Houston Chronicle

Storm was on weather steroids

- ERIC BERGER

On Monday night the heavens opened over Houston, dousing the city with some of its heaviest rains since the near biblical floods of Tropical Storm Allison.

While forecaster­s predicted a wet Memorial Day weekend, no one expected as much as 1 foot of rain to fall during a single night, nor the ensuing mayhem caused by widespread flooding.

So what caused these intense storms to regenerate and dump 162 billion gallons of water on Harris County? There’s only one answer: the Gulf of Mexico. It provided the additional fuel for storms that, had water been collected across the county, could have filled the Astrodome more than 500 times.

Forecaster­s had good reason to be confident about rain this weekend.

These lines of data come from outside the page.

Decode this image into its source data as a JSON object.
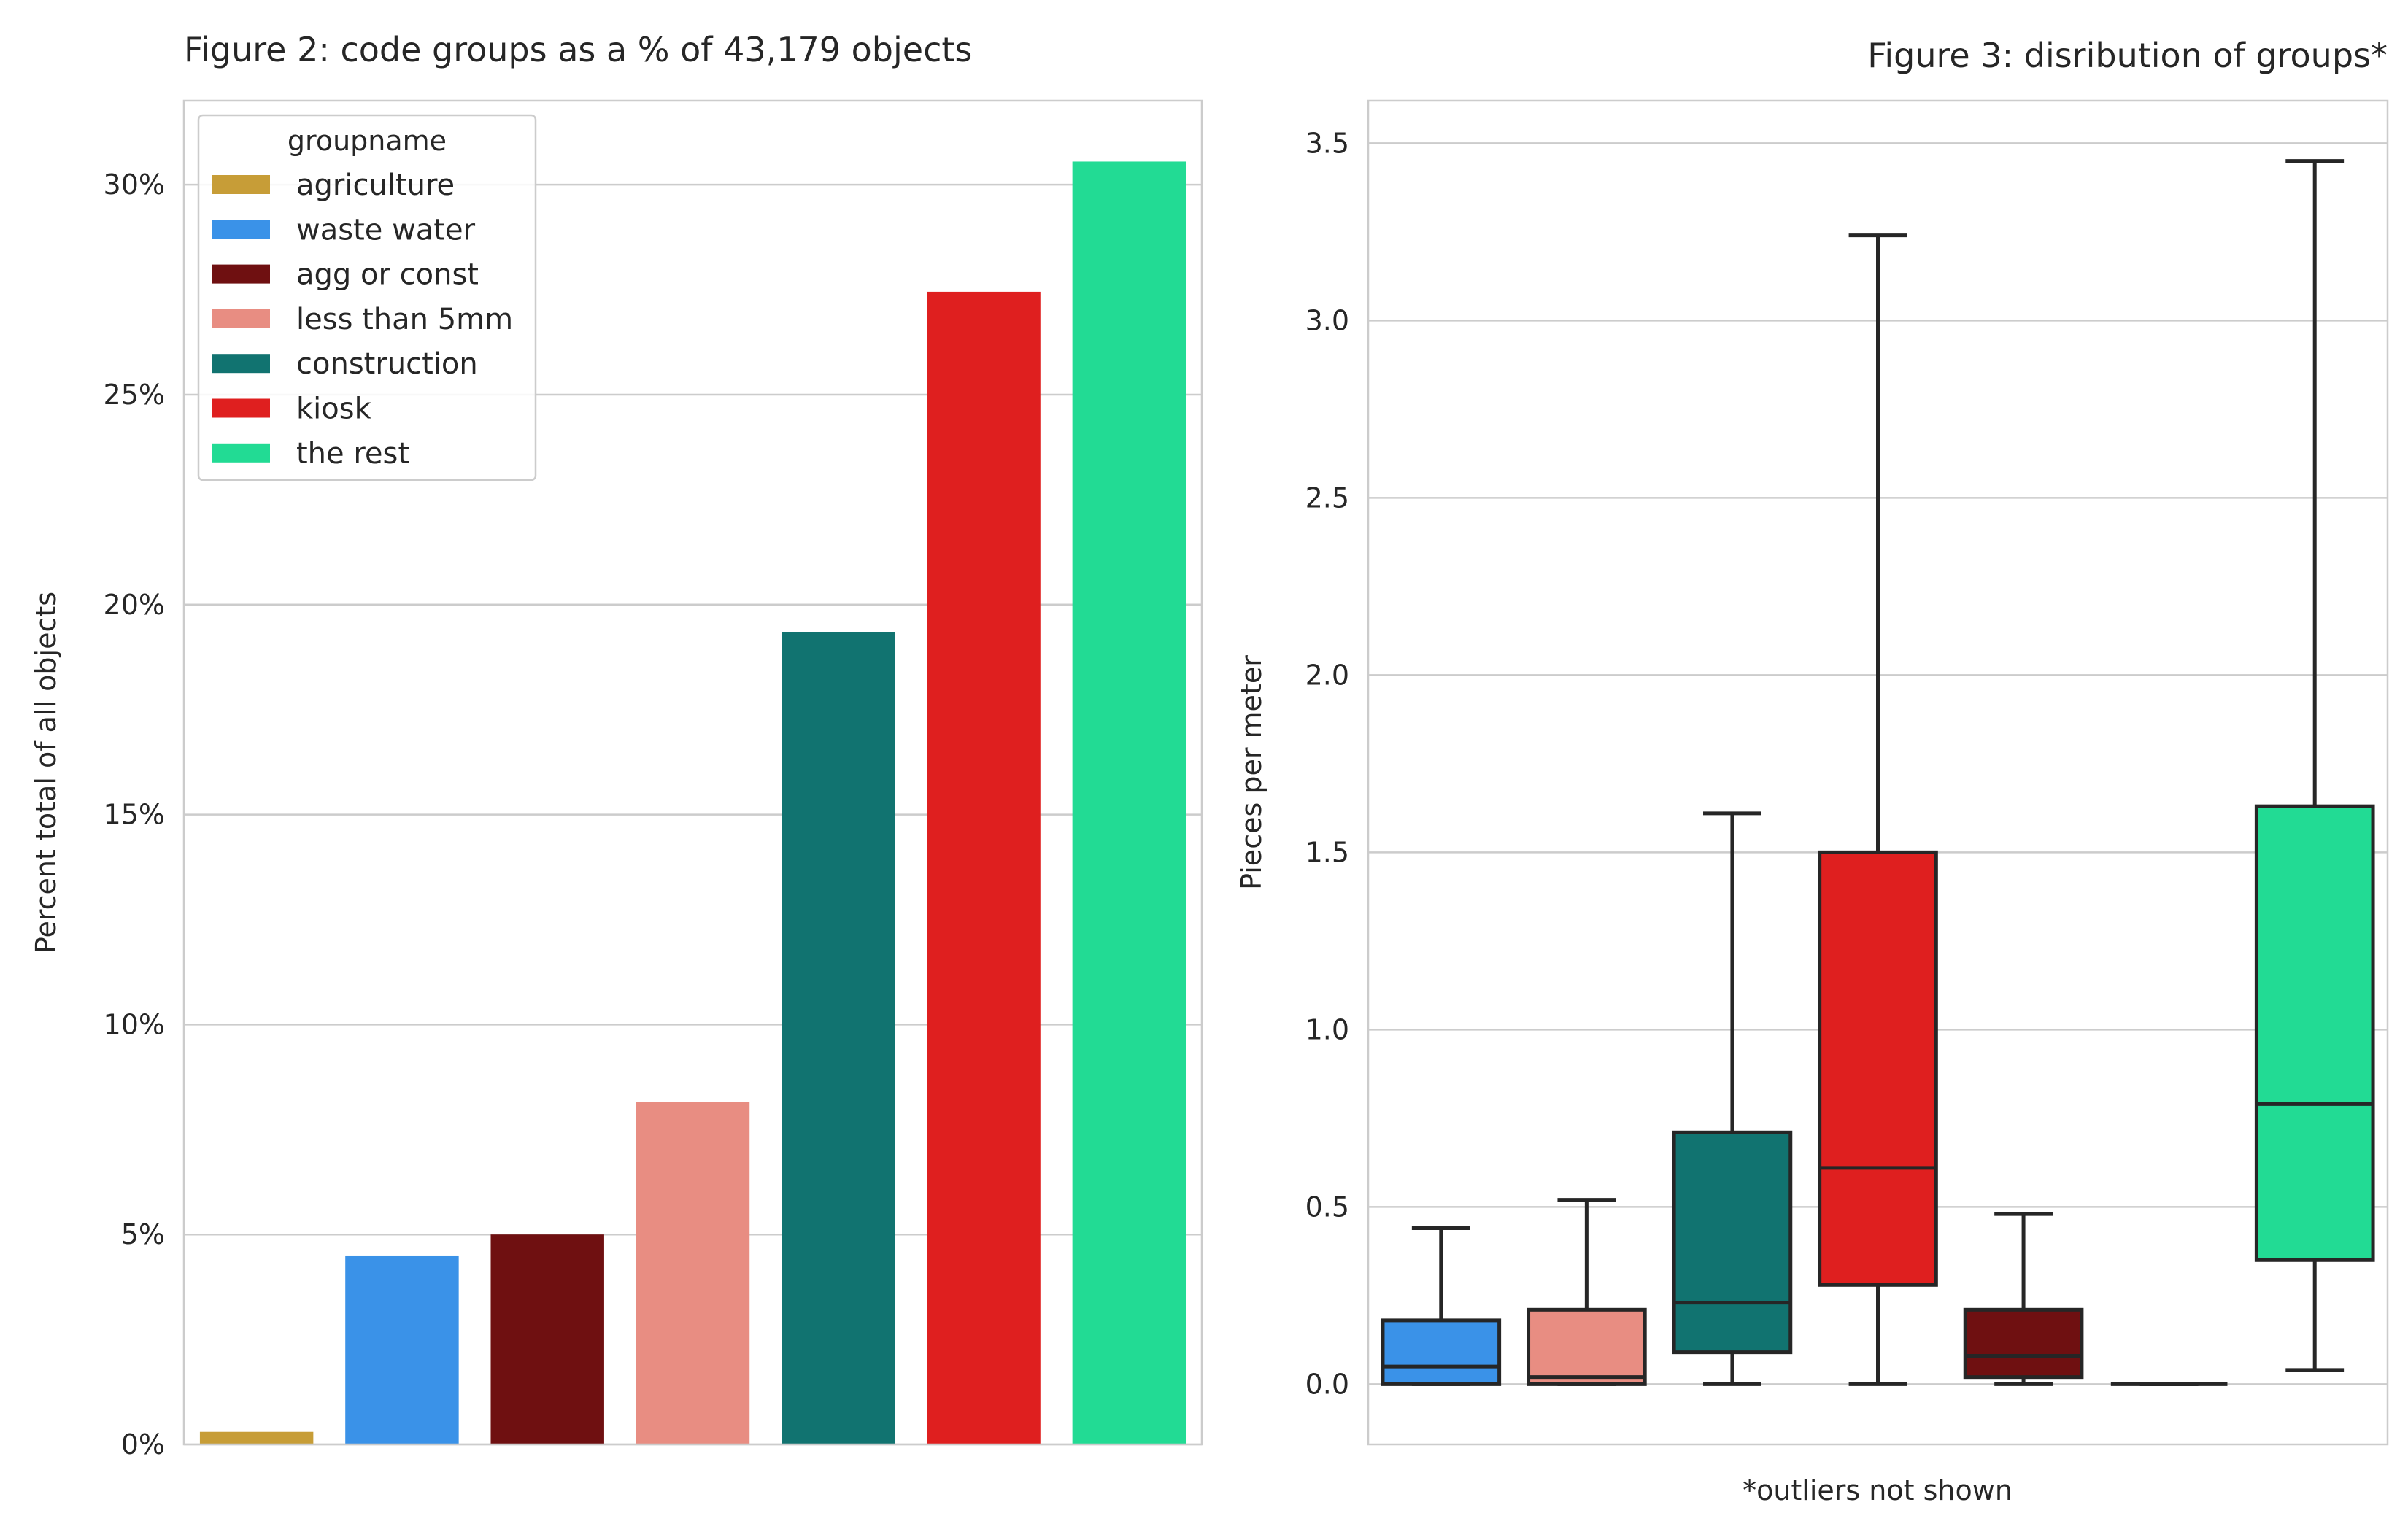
{
  "chart_data": [
    {
      "type": "bar",
      "title": "Figure 2: code groups as a % of 43,179 objects",
      "xlabel": "",
      "ylabel": "Percent total of all objects",
      "ylim": [
        0,
        32
      ],
      "yticks": [
        0,
        5,
        10,
        15,
        20,
        25,
        30
      ],
      "ytick_labels": [
        "0%",
        "5%",
        "10%",
        "15%",
        "20%",
        "25%",
        "30%"
      ],
      "grid": true,
      "legend": {
        "title": "groupname",
        "placement": "top-left",
        "entries": [
          {
            "label": "agriculture",
            "color": "#C79D37"
          },
          {
            "label": "waste water",
            "color": "#3A92E8"
          },
          {
            "label": "agg or const",
            "color": "#6F1011"
          },
          {
            "label": "less than 5mm",
            "color": "#E88D82"
          },
          {
            "label": "construction",
            "color": "#117370"
          },
          {
            "label": "kiosk",
            "color": "#DF1F1F"
          },
          {
            "label": "the rest",
            "color": "#22DB94"
          }
        ]
      },
      "categories": [
        "agriculture",
        "waste water",
        "agg or const",
        "less than 5mm",
        "construction",
        "kiosk",
        "the rest"
      ],
      "values": [
        0.3,
        4.5,
        5.0,
        8.15,
        19.35,
        27.45,
        30.55
      ],
      "colors": [
        "#C79D37",
        "#3A92E8",
        "#6F1011",
        "#E88D82",
        "#117370",
        "#DF1F1F",
        "#22DB94"
      ]
    },
    {
      "type": "box",
      "title": "Figure 3: disribution of groups*",
      "xlabel": "*outliers not shown",
      "ylabel": "Pieces per meter",
      "ylim": [
        -0.17,
        3.62
      ],
      "yticks": [
        0.0,
        0.5,
        1.0,
        1.5,
        2.0,
        2.5,
        3.0,
        3.5
      ],
      "ytick_labels": [
        "0.0",
        "0.5",
        "1.0",
        "1.5",
        "2.0",
        "2.5",
        "3.0",
        "3.5"
      ],
      "grid": true,
      "boxes": [
        {
          "color": "#3A92E8",
          "min": 0.0,
          "q1": 0.0,
          "median": 0.05,
          "q3": 0.18,
          "max": 0.44
        },
        {
          "color": "#E88D82",
          "min": 0.0,
          "q1": 0.0,
          "median": 0.02,
          "q3": 0.21,
          "max": 0.52
        },
        {
          "color": "#117370",
          "min": 0.0,
          "q1": 0.09,
          "median": 0.23,
          "q3": 0.71,
          "max": 1.61
        },
        {
          "color": "#DF1F1F",
          "min": 0.0,
          "q1": 0.28,
          "median": 0.61,
          "q3": 1.5,
          "max": 3.24
        },
        {
          "color": "#6F1011",
          "min": 0.0,
          "q1": 0.02,
          "median": 0.08,
          "q3": 0.21,
          "max": 0.48
        },
        {
          "color": "#C79D37",
          "min": 0.0,
          "q1": 0.0,
          "median": 0.0,
          "q3": 0.0,
          "max": 0.0
        },
        {
          "color": "#22DB94",
          "min": 0.04,
          "q1": 0.35,
          "median": 0.79,
          "q3": 1.63,
          "max": 3.45
        }
      ]
    }
  ]
}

Heading into Memorial Day weekend, the greater Houston region lay more or less beneath the jet stream, a large river of swiftly moving air about 30,000 feet above the Earth’s surface. This location beneath the jet stream provided the impetus to lift air at the surface into

the upper levels of the atmosphere.

Moreover, it was clear the air at the surface was going to be moist this weekend. The best measure of this moisture is so-called precipitab­le water, or the total amount of water in a column of air from the ground to space. For Monday these precipitab­le water values were in excess of 2 inches, which is very high. That’s part of the reason why Memorial Day felt so muggy outside, almost pregnant with rain.

So it was no surprise when a large line of thundersto­rms approached Houston from the west around sunset on Monday. This system was forcing moist air at the surface to rise, which generated thundersto­rms.

Reflecting the very moist, tropical nature of this air, these thundersto­rms produced in excess of 4 inches of rainfall per hour in some locations across west and southwest Houston.

Storm train

Typically as these systems move through a region they work over the atmosphere, as if wringing the moisture out of a wet towel. Such lines of storms normally produce 2 to 4 inches of rain, perhaps more where the most intense storms develop. But then the system moves on.

Only this didn’t happen Monday night. As the initial line swept into west Houston it slowed, and another line of storms formed behind it. And then another. The storms were lining up one after the other like freight trains.

Something was fueling these newly regenerati­ng storms so that they didn’t burn out, moving eastward in search of more moist air to wring out.

Instead of being depleted of moisture, the atmosphere over west Houston, from Katy to Sugar Land to Missouri City, was being fed by a feature known as the “low-level jet” — essentiall­y a fast flowing of current of air about one mile above the surface of the earth. In this case, the low-level jet acted as a conveyor belt to bring more moisture northward from the Gulf of Mexico, essentiall­y up Texas Highway 288, allowing the storms to redevelop.

The result was lots of rain, which occasional­ly is to be expected living next to a large, warm, tropical body of water such as the Gulf of Mexico.

Rains this spring — as much as 40 inches have now fallen across parts of Houston during the past three months, nearly the city averages in a given year — have definitive­ly ended a drought that began in 2010.

Now the question becomes whether this wet pattern will extend into the warm summer months, when there will be still more ample fuel from a warming Gulf for additional flooding events.

In the immediate future, it appears the region will see a typical summertime pattern on Wednesday and Thursday, with scattered thundersto­rms developing during the afternoon, sparked by daytime heating. This break from widespread storms should allow swollen bayous to ease back into their banks, and for flooding on parts of the San Jacinto and Trinity rivers to crest and recede.

However, another upper-level low-pressure system could very well approach the region this weekend, brought on in part by the jet stream, and again providing the lift needed for additional storms. Given the sodden ground, the possibilit­y for these kinds of storms will have to be watched closely.

Hurricane season

Looking further ahead, other threats loom. The Atlantic hurricane season starts Monday. While a strong El Niño like that now developing in the Pacific Ocean often dampens activity during the peak months of the Atlantic season — August and September — Texas could easily be threatened by a rainmaking tropical storm in June or July.

Seasonal forecast models, which attempt to forecast overall weather patterns a few months ahead, aren’t overly accurate. But for what it’s worth, they’re generally predicting a wetter than normal June followed by drier conditions in July and August.

One upside to the region’s wet spring has been lower daytime temperatur­es — because of clouds and rain. Houston has yet to record a 90-degree day this year, and is now nearly four weeks late for its first one. The city hasn’t gone this late into spring without hitting 90 degrees since 1997.

With more sunshine expected on Wednesday and Thursday of this week that could soon change.